Steadily Sun-Times ceased to be a company that focused much on newspapers, and morphed into a litigation fund, and a bad one at that. Over the years Sun-Times has spent much more in fees to lawyers, advisers and investigators than it has recouped from Black, Radler et al. Even as the legal bills piled up, revenue went into free fall. No doubt the shifting sands of the media business played a roll in Sun-Times’ struggles. But only to a point. In the years since Black’s ouster, nearly hundreds of millions in shareholder value has been wiped out. Sun-Times filed for bankruptcy protection last year, yet still continues to blame Black for the disastrous state of its operations. In the company’s most recent annual report, Black, along with his wife Barbara, appear fully 90 times in the 115-page filing. The word “profit” shows up only twice.

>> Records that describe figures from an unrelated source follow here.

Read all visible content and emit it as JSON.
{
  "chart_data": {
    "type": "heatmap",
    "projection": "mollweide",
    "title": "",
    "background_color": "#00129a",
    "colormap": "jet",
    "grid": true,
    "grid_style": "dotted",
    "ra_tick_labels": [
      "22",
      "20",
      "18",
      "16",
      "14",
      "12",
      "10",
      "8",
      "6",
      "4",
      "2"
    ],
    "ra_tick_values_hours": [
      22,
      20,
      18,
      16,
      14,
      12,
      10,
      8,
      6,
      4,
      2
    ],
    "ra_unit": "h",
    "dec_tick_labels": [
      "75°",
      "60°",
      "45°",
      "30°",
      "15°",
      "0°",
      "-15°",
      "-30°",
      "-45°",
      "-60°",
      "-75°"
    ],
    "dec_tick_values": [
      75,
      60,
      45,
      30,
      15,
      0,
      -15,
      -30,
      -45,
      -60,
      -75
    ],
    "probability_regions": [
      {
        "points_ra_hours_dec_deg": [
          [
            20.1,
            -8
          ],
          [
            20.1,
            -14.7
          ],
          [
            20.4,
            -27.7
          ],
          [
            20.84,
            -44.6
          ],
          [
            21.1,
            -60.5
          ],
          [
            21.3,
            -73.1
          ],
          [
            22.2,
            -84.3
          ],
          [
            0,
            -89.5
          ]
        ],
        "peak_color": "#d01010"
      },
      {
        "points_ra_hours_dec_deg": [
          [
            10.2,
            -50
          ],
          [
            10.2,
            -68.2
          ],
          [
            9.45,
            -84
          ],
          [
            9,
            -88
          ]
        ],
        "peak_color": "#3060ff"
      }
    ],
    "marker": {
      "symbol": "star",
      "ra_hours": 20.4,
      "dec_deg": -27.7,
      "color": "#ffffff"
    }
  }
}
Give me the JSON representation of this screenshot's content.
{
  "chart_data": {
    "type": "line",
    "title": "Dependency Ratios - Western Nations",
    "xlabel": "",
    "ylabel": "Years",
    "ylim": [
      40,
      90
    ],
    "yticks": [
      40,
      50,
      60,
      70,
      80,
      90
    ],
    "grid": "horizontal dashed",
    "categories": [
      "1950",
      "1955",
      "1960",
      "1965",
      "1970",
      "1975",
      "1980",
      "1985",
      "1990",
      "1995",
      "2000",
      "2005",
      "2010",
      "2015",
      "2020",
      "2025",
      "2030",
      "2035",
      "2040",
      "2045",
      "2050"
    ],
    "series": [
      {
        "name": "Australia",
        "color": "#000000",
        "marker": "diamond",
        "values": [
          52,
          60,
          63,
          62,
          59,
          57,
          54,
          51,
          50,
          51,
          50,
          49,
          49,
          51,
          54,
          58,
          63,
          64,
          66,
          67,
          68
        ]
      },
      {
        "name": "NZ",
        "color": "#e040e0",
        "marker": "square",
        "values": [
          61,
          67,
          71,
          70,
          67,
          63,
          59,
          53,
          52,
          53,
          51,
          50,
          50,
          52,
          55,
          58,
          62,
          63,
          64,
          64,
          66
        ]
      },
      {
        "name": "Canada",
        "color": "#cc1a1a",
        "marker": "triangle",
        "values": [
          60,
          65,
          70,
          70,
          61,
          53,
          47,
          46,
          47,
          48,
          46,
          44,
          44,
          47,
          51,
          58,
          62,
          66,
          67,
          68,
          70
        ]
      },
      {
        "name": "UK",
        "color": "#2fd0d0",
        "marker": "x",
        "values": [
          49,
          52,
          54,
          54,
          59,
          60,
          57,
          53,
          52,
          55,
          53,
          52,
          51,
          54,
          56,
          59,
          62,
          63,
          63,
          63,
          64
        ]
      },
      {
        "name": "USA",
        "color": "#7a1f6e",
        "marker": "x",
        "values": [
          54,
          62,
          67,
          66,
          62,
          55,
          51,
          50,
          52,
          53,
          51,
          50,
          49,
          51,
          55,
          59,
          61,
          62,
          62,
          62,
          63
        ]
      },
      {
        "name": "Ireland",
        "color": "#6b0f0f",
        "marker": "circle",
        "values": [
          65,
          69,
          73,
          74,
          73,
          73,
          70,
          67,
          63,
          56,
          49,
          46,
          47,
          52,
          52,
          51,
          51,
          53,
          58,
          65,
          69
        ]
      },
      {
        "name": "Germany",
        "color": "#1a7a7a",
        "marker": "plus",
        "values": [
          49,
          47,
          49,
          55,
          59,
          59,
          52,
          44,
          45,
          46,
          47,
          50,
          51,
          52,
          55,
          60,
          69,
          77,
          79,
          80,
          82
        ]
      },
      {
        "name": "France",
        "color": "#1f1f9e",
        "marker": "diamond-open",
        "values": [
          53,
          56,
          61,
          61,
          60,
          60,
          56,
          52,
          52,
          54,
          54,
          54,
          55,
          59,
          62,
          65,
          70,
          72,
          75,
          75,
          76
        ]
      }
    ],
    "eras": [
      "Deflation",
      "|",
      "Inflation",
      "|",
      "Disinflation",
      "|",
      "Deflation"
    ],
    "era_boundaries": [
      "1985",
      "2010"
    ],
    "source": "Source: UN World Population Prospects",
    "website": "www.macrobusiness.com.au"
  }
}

No wonder, last year Sun-Times lost US$344 million on revenue of $324 million.
As for Browne, who passed away in December, he told Maclean’s back in 2007 that if he had a chance to do it all over again, he’d take a pass. “It’s the old saying, you sleep with dogs, you wake up with fleas.”
Perhaps because things went so badly after Black’s ouster, because of his success at fighting his criminal convictions or because he has steadfastly refused to concede his guilt, Black has slowly begun to find a more sympathetic ear within the establishment circles he once roamed.
Hal Jackman, the former lieutenant-governor of Ontario and Black’s friend, who told a newspaper in 2003 Black had a “death wish” because of his apparent need to constantly push the envelope, still stands by his assessment, to a point. “I’ve know him for 20 or 30 years, and there’s probably a lot of things he should have done differently, but that’s all in the past,” he says. “I don’t quite see how anything can be served by keeping him locked up anymore.”